Yöneticilik Sınavlarının Değerlendirilmesi

Yöneticilik Sınavlarının Değerlendirilmesi

Yöneticilik Sınavlarının Değerlendirilmesi

Bilindiği üzere uzun bir süredir öğretmen camiasını meşgul eden yöneticilik sınavları nihayet 01 ve 02 Ekim 2011 tarihlerinde yapıldı. Şimdilik en azından yorucu bir sürecin nihayetlenip yerini sükûnete bırakması öğretmenler açısından işin olumlu yönünü teşkil etmekle beraber bu sınav aynı zamanda öğretmen camiası ve eğitim adına bazı değerlendirmeleri yapmayı ve bu değerlendirmelerden çıkan sonuçlarlara göre eğitime farklı bir açıdan da bakarak sorunlara çare aramayı zorunlu kılmaktadır. Dahası bu sınavda çıkan tartışmalı sorular ve cevapları yanlış verilen sorular ortalığı toz dumana katmış durumda ve sağlıklı bir çözüm beklemektedir. İşte tüm bu açılardan önce tartışılan soruları masaya yatırmayı daha sonra ise sınavların bir değerlendirmesini ve analizini yapmayı okurlarımızla bir nevi fikir teatisinde ya da paylaşımda bulunma adına kaleme almayı ihtiyaç hissetsim. Özellikle sınava giren arkadaşların bu konuda sağlıklı, yapıcı ve iyi niyetli katkıları bu konunun olgunlaşmasına ve tüm detayları ile tartışılmasına olumlu katkı sağlayacaktır.

Tartışmalı Sorular

1) Müdür Başyardımcılığı ve Müdür Yardımcılığı Sınavı:

-A kitapçığı 7.soru: Bu soru aşağıdaki cümlelerin hangisinde yanlış yazılmış bir kelime vardır? Diye sorulmuştur. Hemen belirtelim ki cevap anahtarına bakıldığında bu sorunun  iptal edildiği görülmektedir.

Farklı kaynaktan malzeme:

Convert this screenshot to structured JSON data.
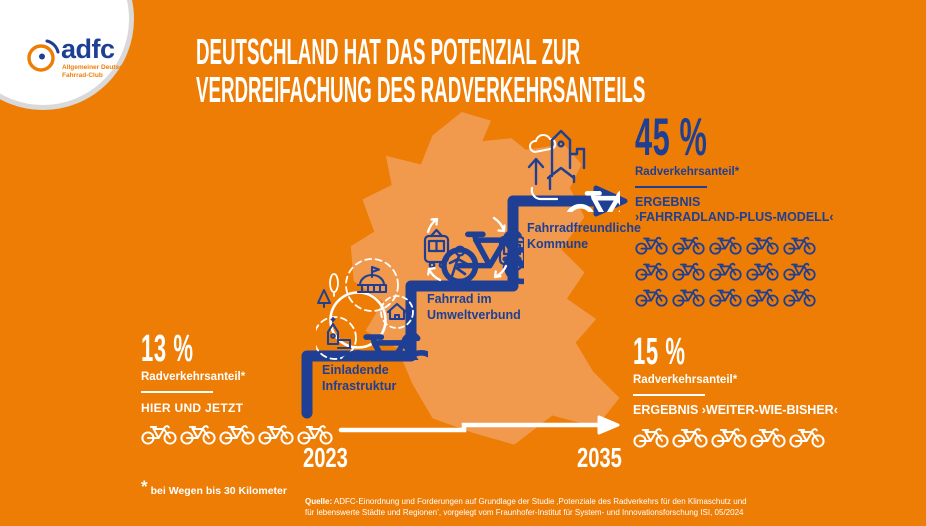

Oysa sorunun cevabı çok açık ve net olarak  B şıkkında bulunan “Yorgunsunuzdur, bu akşam size gelmiyelim” cümlesindeki “gelmiyelim” kelimesinde olduğu görülmektedir. Çünkü kelimenin doğru yazımı “gelmeyelim” şeklinde olması gerekirdi ve zannediyorum sınava girenlerin tamamına yakını da bu şıkkı işaretlemiştir ve dolayısıyla da soruyu doğru yapmıştır. Çünkü diğer şıklara bakıldığında yanlış yazılan bir kelimenin olmadığı görülmektedir.   Sabredemez kelimesi çeldirici gibi gözükse de “Sabır” kelimesindeki “ı harfi düştüğü için bitişik yazılması doğrudur. Bu nedenle bu sorunun neden iptal edilmiş olduğunu doğrusu ben anlamış değilim. Çünkü bu kazananların sayının artmasına vesile olacağı için sonuca tesir edecektir. Dolayısıyla eğer ben yanlış anlıyorsam bu konuda yetkin olan ve bilgi sahibi olanların açıklık getirmesine doğrusu müteşekkir olurum.

2) Müdürlük Sınavı

 1-A Kitapçığı 6. soru: “Aşağıdakilerin hangisinde noktalı virgül doğru kullanılmıştır?” Soru bu şekildedir.  Cevapların B) şıkkında “Gün gelir, herkes önünde eğilir; gün gelir kimse arayıp sormaz”  D) şıkkı ise “ Düşüncelerindeki tutarsızlığın farkındayım; ama bunu ona söylemeye cesaretim yoktu.” Şeklindedir.

Şimdi herkesin çok iyi bildiği üzere sıralı cümlelerin arasına noktalı virgül konur ve bu kurala göre B) şıkkında noktalı virgül doğru kullanılmıştır. Zaten cevap anahtarında doğru cevap da B) şıkkı kabul edilmiştir. Burada herhangi bir sorun yoktur.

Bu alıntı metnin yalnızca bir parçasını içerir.